Parents’ evenings were stopped and a student review day set up for each year group instead, in order for staff to provide more focused feedback for individual students. Individual appointment times were made with each form tutor, who assembled the comments of all teaching staff and fed these back to the student and parents during an intensive 20-minute session.
This new approach also provided the opportunity for personal targets to be reviewed and set. The school’s G&T coordinator was available for additional consultations on the day, with some students who had suffered particular challenges being called to interview with their parents. The number of students attending with their parents increased markedly during these review days, with many parents commenting that the new format provided a much more satisfactory way to receive feedback in a relaxed manner, which avoided the scrum-like atmosphere of parents’ evenings. Long queues and frustrating delays were avoided.
Work was also carried out in lessons to personalise learning. Several members of staff carried out learning preference questionnaires with students, which they used to tailor their teaching to appeal to the widest range of learners. Close attention was also paid to the results of these questionnaires by the G&T coordinator, who kept records for students in the cohort. End of unit tests in some subjects were restructured from being focused on the content students had learned, to determining the skills and knowledge they had gained, with a view to building on this in future learning. Finally, differentiated tests were introduced in certain subjects to make them more appropriate to the needs of more able students.
Case study: A strategic approach
This school chose to operate at a much more strategic level in order to create a step change in how personalisation was adopted across the school.
Personalisation for more able students was seen as just one facet of a wider mission to improve provision for all students, by tailoring provision to specific needs. The school’s G&T coordinator was closely involved at all stages.
Work began with a clarification of what the school wanted to get out of the new work, carried out collaboratively at a staff meeting. This was
led by senior leaders, but actively involved staff. This provided the foundation for a whole-school audit of existing work, which gave a baseline upon which future progress could be judged. Each department or team within the school was then asked to devise an action plan that would take the school several steps further to personalised learning within a year. These spanned curriculum innovations, new teaching and learning approaches and better relationships with parents and the wider community.
A personalisation team was set up to monitor progress and provide a means of communicating successes back to the whole staff.
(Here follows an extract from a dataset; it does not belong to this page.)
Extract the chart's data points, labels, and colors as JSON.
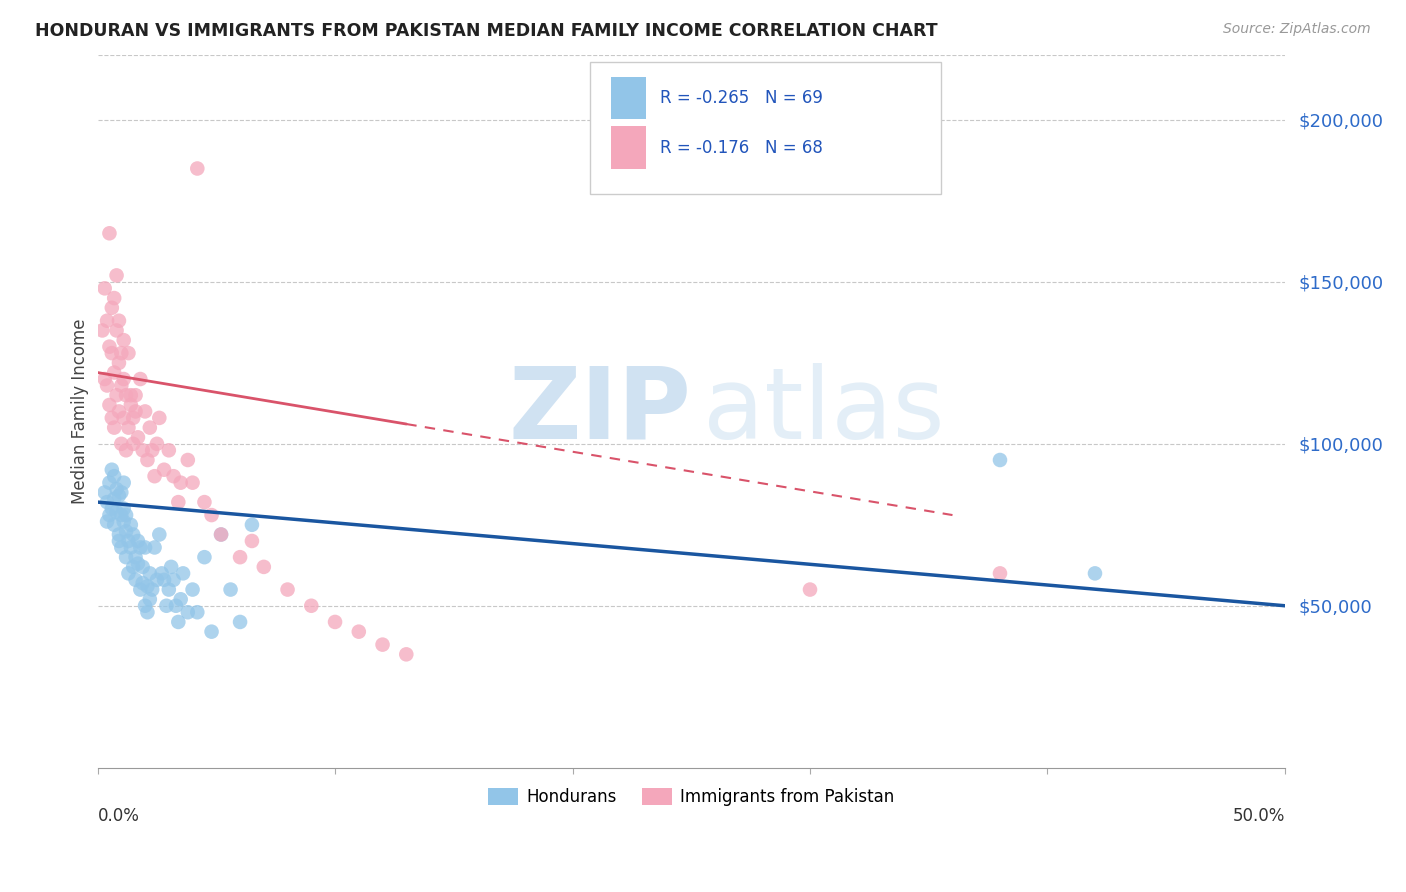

This group also ensured that personalisation was kept high on people’s agendas. A newsletter was set-up and there were regular updates at staff meetings. Senior leaders at the school gave their active support to the work and every member of staff knew that they had a role in helping the school achieve its vision.
This strategic approach, which was rolled out progressively over the course of a year, enabled the school to demonstrate a genuine effort to personalise learning for more able students and other groups.